Unter diesem Titel ist im Matthias-Grünewald-Verlag in Mainz (Edition Psychologie und Pädagogik) ein Buch von Adelheid Christl erschienen. Die Autorin (Jahrgang 1953) ist 1980 nach einer Krankheit ertaubt. In ihrem Buch schildert sie die besondere Situation ertaubter Menschen. Das Buch umfaßt 115 Seiten und versteht sich als informativer Ratgeber (...) für ertaubte Menschen und für alle, die beruflich und privat mit ihnen zu tun haben." (Klappentext)
Die ersten beiden Kapitel des Buches beschreiben die Bedeutung des Gehörsinns für den Menschen" und die Medizinischen Aspekte des Hörens" und bieten kurz zusammengefaßt das notwendige Grundwissen zum Hören und den Funktionen der Hörorgane.
In den folgenden zwei Kapiteln wird die Besonderheit der Ertaubung im Gegensatz zur Gehörlosigkeit (von Geburt an oder prälingual). Vor allem die Probleme bei Ertaubung eines Erwachsenen, der einen langen, komplizierten Prozeß der Sozialisation und Persönlichkeitsentwicklung im Besitz des vollen Hörvermögens durchlaufen" (Seite 25) hat, werden thematisiert. Ist das Hörvermögen ein Teil der Identität des Erwachsenen geworden, so ist sein Verlust ein traumatisches Erlebnis. Dieses traumatische Erlebnis vergleicht Christl mit dem Erleben einer Trauersituation beim Verlust eines nahestehenden Menschen. Angelehnt an Verena Kast (Trauern. Phasen und Chancen des psychischen Prozesses, Stuttgart: Kreuz Verlag 1982) stellt Christl die vier Phasen der Trauer beim Hörverlust dar.
Im fünften Kapitel stellt die Autorin sechs Grundsätze für die Hilfe auf, die wiederum eng an die Phasen der Trauer angelegt sind und konkretisiert im sechsten Kapitel die Hilfe durch den Aufbau neuer nonverbaler Kommunkikationssysteme". Das achte Kapitel gibt einen kurzen Überblick über medizinische und technische Hilfsmittel.
Die Auswirkungen der Ertaubung in Öffentlichkeit, Familien- und Berufsleben beschreibt das siebte Kapitel. Besonders die (als schmerzlich und degradierend empfundenen) Veränderungen der Beziehungen nach dem Hörverlust werden verdeutlicht.
Das Ziel ihres Buches beschreibt Adelheid Christl in ihrer Schlußbemerkung: Mit dieser Arbeit wird versucht, einen Einblick in die Schwierigkeiten von ertaubten Erwachsenen bei der Lebensbewältigung zu geben und entsprechenden Hilfen und sozialarbeiterische Interventionsmöglichkeiten aufzuzeigen."
Interessant an diesem Buch ist vor allem die Verbindung der Erfahrung des Verlustes der Hörfähigkeit mit den bekannten Phasen der Trauer. Zwar ist mittlerweile immer wieder darauf hingewiesen worden, daß sich die Trauerphasen (gleich wie man sie gegeneinander abgrenzt) in vielen (vielleicht in allen) Verlusterlebnissen wiederfinden lassen.

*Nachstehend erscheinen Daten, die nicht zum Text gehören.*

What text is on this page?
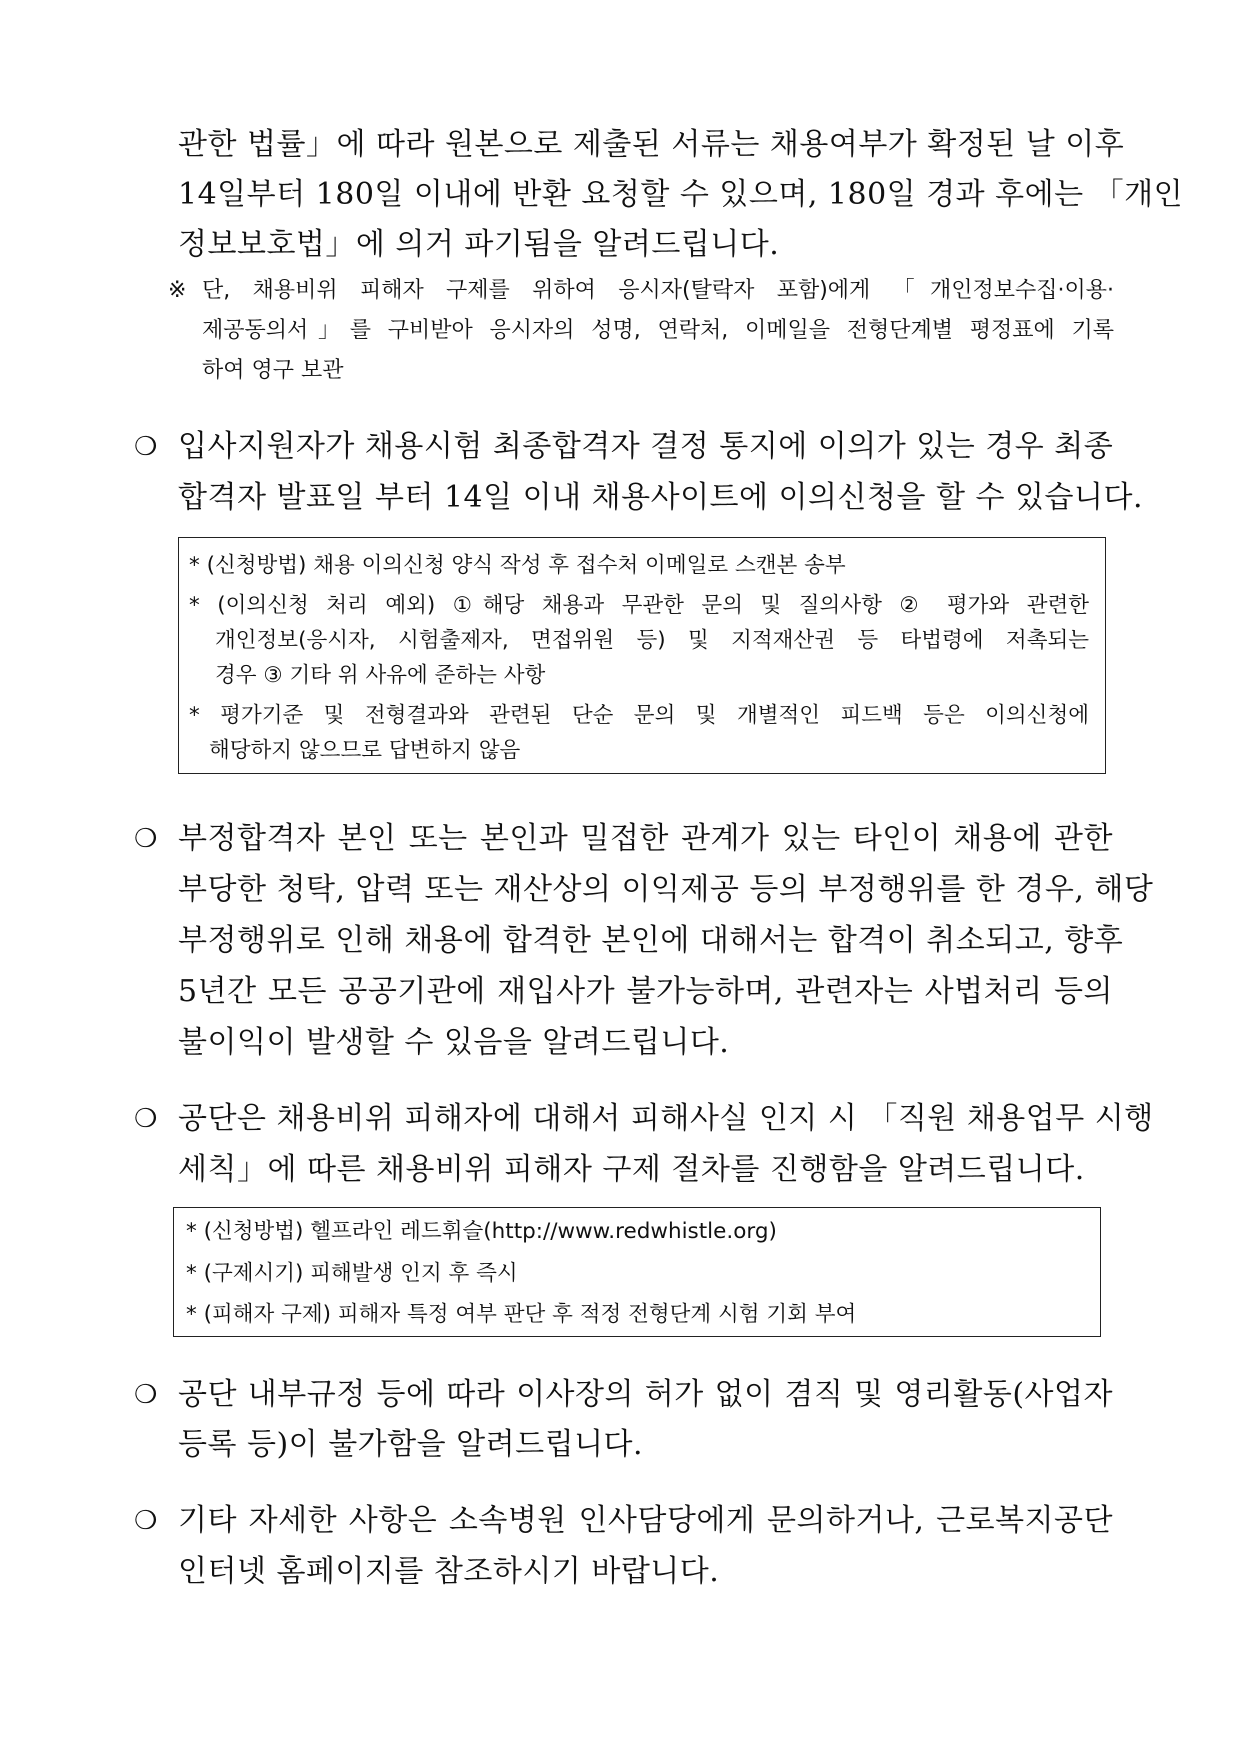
관한 법률」에 따라 원본으로 제출된 서류는 채용여부가 확정된 날 이후
14일부터 180일 이내에 반환 요청할 수 있으며, 180일 경과 후에는 「개인
정보보호법」에 의거 파기됨을 알려드립니다.
※ 단, 채용비위 피해자 구제를 위하여 응시자(탈락자 포함)에게 「개인정보수집·이용·
제공동의서」를 구비받아 응시자의 성명, 연락처, 이메일을 전형단계별 평정표에 기록
하여 영구 보관
❍ 입사지원자가 채용시험 최종합격자 결정 통지에 이의가 있는 경우 최종
합격자 발표일 부터 14일 이내 채용사이트에 이의신청을 할 수 있습니다.
* (신청방법) 채용 이의신청 양식 작성 후 접수처 이메일로 스캔본 송부
* (이의신청 처리 예외) ①해당 채용과 무관한 문의 및 질의사항 ② 평가와 관련한
개인정보(응시자, 시험출제자, 면접위원 등) 및 지적재산권 등 타법령에 저촉되는
경우 ③ 기타 위 사유에 준하는 사항
* 평가기준 및 전형결과와 관련된 단순 문의 및 개별적인 피드백 등은 이의신청에
해당하지 않으므로 답변하지 않음
❍ 부정합격자 본인 또는 본인과 밀접한 관계가 있는 타인이 채용에 관한
부당한 청탁, 압력 또는 재산상의 이익제공 등의 부정행위를 한 경우, 해당
부정행위로 인해 채용에 합격한 본인에 대해서는 합격이 취소되고, 향후
5년간 모든 공공기관에 재입사가 불가능하며, 관련자는 사법처리 등의
불이익이 발생할 수 있음을 알려드립니다.
❍ 공단은 채용비위 피해자에 대해서 피해사실 인지 시 「직원 채용업무 시행
세칙」에 따른 채용비위 피해자 구제 절차를 진행함을 알려드립니다.
* (신청방법) 헬프라인 레드휘슬(http://www.redwhistle.org)
* (구제시기) 피해발생 인지 후 즉시
* (피해자 구제) 피해자 특정 여부 판단 후 적정 전형단계 시험 기회 부여
❍ 공단 내부규정 등에 따라 이사장의 허가 없이 겸직 및 영리활동(사업자
등록 등)이 불가함을 알려드립니다.
❍ 기타 자세한 사항은 소속병원 인사담당에게 문의하거나, 근로복지공단
인터넷 홈페이지를 참조하시기 바랍니다.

Adelheid Christl gelingt aber die Übertragung sehr gut. Auch die von ihr aufgestellten Grundsätze zur Hilfe mögen eine gute Unterstüzung der Arbeit mit erwachsenen Ertaubten bieten.
Das Buch liest sich leicht und gut, was aber auch daran liegen mag, daß vieles in ihm schon aus anderer Literatur oder eigener Erfahrung bekannt ist. Außerdem bleibt das Buch in manchen Teilen sehr an der Oberfläche.
Insgesamt finden sich in diesem Buch aber eine ganze Reihe nützlicher Tips im Umgang mit Ertaubten, besonders in der Situation der konkreten Krise in der Zeit nach dem Hörverlust. Da Christl aus eigener Erfahrung schreibt, ist das Buch auch als ein Reflexion der Bewältigung des Hörverlustes aus erster Hand zu verstehen.